Recession? What recession? Billionaires getting richer
Philip Green with daughter Chloe
Britain’s Jewish billionaires, including Sir Philip Green and Sir Martin Sorrell, have seen their wealth rise this year despite continued economic gloom, according to the findings of the annual Sunday Times Rich List.
The list, now in its 25th year, profiles the 1,000 richest people in the country based on assets including land, property, art and shares. It will be published in full this weekend, with the least wealthy featured worth £75 million.
According to Ian Coxon, editor of the list, it will “reflect a very rosy picture of the wealthiest families and individuals in Britain”.
“The entry point is up £3 million on last year, and there is a record number billionaires in the new list,” he said.
Likely to be positioned high up is Chelsea Football Club owner, Roman Abramovich, whose £9,500 million fortune placed him third on the 2012 list and made him by far Britain’s wealthiest Jew.
Others who usually appear high up on the list include the Reuben brothers, placed eighth in 2012 for their £7,083 million fortune. Property entrepreneurs David and Simon Reuben, who are of Iraqi Jewish descent, have seen their wealth steadily increase since 2010, and have appeared in the top 10 for two consecutive years.
Certainly, purse-tightening has not found its way to those parts of the high street controlled by retailing entrepreneur Sir Philip and his wife, who were ranked 17th on the 2012 Rich List. Their fortune has risen by nearly £600 million in the past 12 months, following the £2 billion sale of a stake in Topshop and Topman.
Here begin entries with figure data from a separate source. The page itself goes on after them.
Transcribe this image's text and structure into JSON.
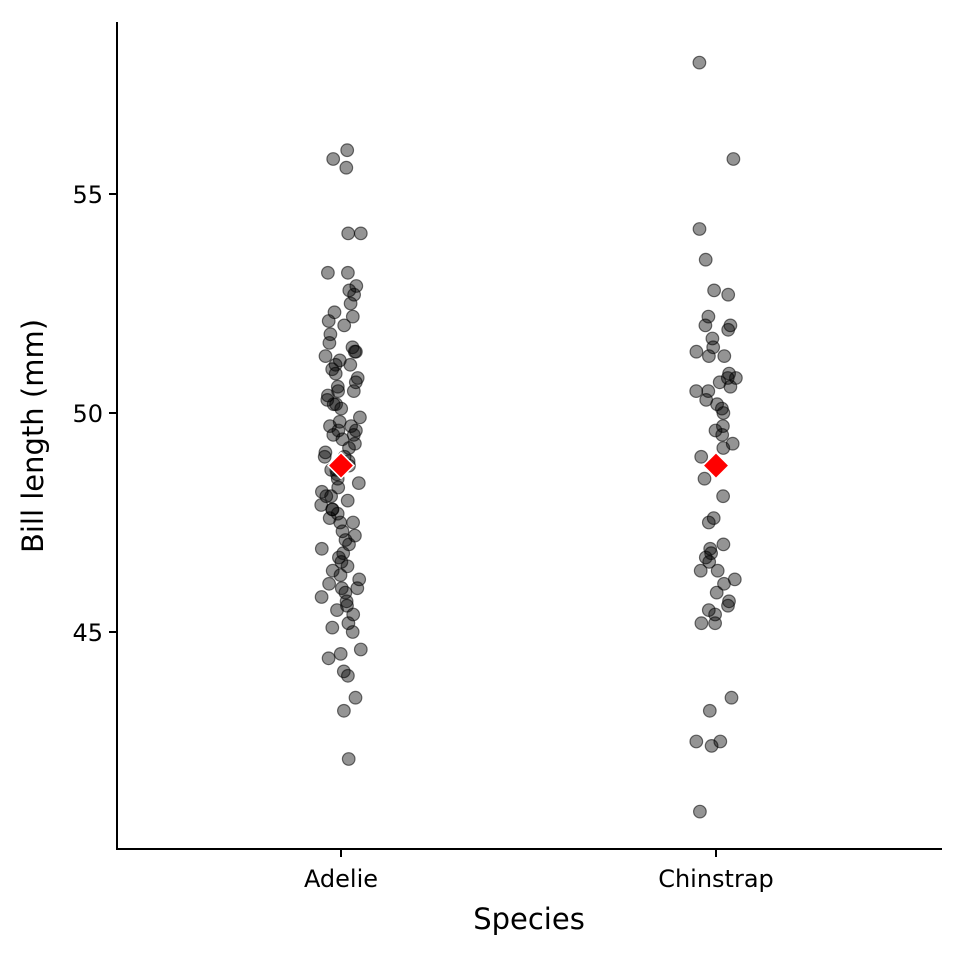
{
  "chart_data": {
    "type": "scatter",
    "title": "",
    "xlabel": "Species",
    "ylabel": "Bill length (mm)",
    "categories": [
      "Adelie",
      "Chinstrap"
    ],
    "ylim": [
      40.2,
      59.0
    ],
    "yticks": [
      45,
      50,
      55
    ],
    "grid": false,
    "legend": "none",
    "point_color": "#000000",
    "mean_color": "#ff0000",
    "series": [
      {
        "category": "Adelie",
        "values": [
          56.0,
          55.8,
          55.6,
          54.1,
          54.1,
          53.2,
          53.2,
          52.9,
          52.8,
          52.7,
          52.5,
          52.3,
          52.2,
          52.1,
          52.0,
          51.8,
          51.6,
          51.5,
          51.4,
          51.4,
          51.3,
          51.2,
          51.1,
          51.1,
          51.0,
          50.9,
          50.8,
          50.7,
          50.6,
          50.5,
          50.5,
          50.4,
          50.3,
          50.2,
          50.2,
          50.1,
          49.9,
          49.8,
          49.7,
          49.7,
          49.6,
          49.6,
          49.5,
          49.5,
          49.4,
          49.3,
          49.2,
          49.1,
          49.0,
          49.0,
          48.9,
          48.8,
          48.8,
          48.7,
          48.7,
          48.6,
          48.5,
          48.4,
          48.3,
          48.2,
          48.1,
          48.1,
          48.0,
          47.9,
          47.8,
          47.8,
          47.7,
          47.6,
          47.5,
          47.5,
          47.3,
          47.2,
          47.1,
          47.0,
          46.9,
          46.8,
          46.7,
          46.6,
          46.5,
          46.4,
          46.3,
          46.2,
          46.1,
          46.0,
          46.0,
          45.9,
          45.8,
          45.7,
          45.6,
          45.5,
          45.4,
          45.2,
          45.1,
          45.0,
          44.6,
          44.5,
          44.4,
          44.1,
          44.0,
          43.5,
          43.2,
          42.1
        ]
      },
      {
        "category": "Chinstrap",
        "values": [
          58.0,
          55.8,
          54.2,
          53.5,
          52.8,
          52.7,
          52.2,
          52.0,
          52.0,
          51.9,
          51.7,
          51.5,
          51.4,
          51.3,
          51.3,
          50.9,
          50.8,
          50.8,
          50.7,
          50.6,
          50.5,
          50.5,
          50.3,
          50.2,
          50.1,
          50.0,
          49.7,
          49.6,
          49.5,
          49.3,
          49.2,
          49.0,
          48.8,
          48.5,
          48.1,
          47.6,
          47.5,
          47.0,
          46.9,
          46.8,
          46.7,
          46.6,
          46.4,
          46.4,
          46.2,
          46.1,
          45.9,
          45.7,
          45.6,
          45.5,
          45.4,
          45.2,
          45.2,
          43.5,
          43.2,
          42.5,
          42.5,
          42.4,
          40.9
        ]
      }
    ],
    "means": [
      {
        "category": "Adelie",
        "value": 48.8
      },
      {
        "category": "Chinstrap",
        "value": 48.8
      }
    ]
  }
}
In advertising, brothers Maurice and Charles Saatchi have enjoyed a £5 million rise in their worth, while WPP chief executive Sir Martin has had a bumper year, with his wealth increasing from £174 million to £210 million.
Bernard Lewis and his family, owners of the River Island fashion chain, saw no change in their fortunes, while sportswear entrepreneur Stephen Rubin is £100 million better off than he was last April.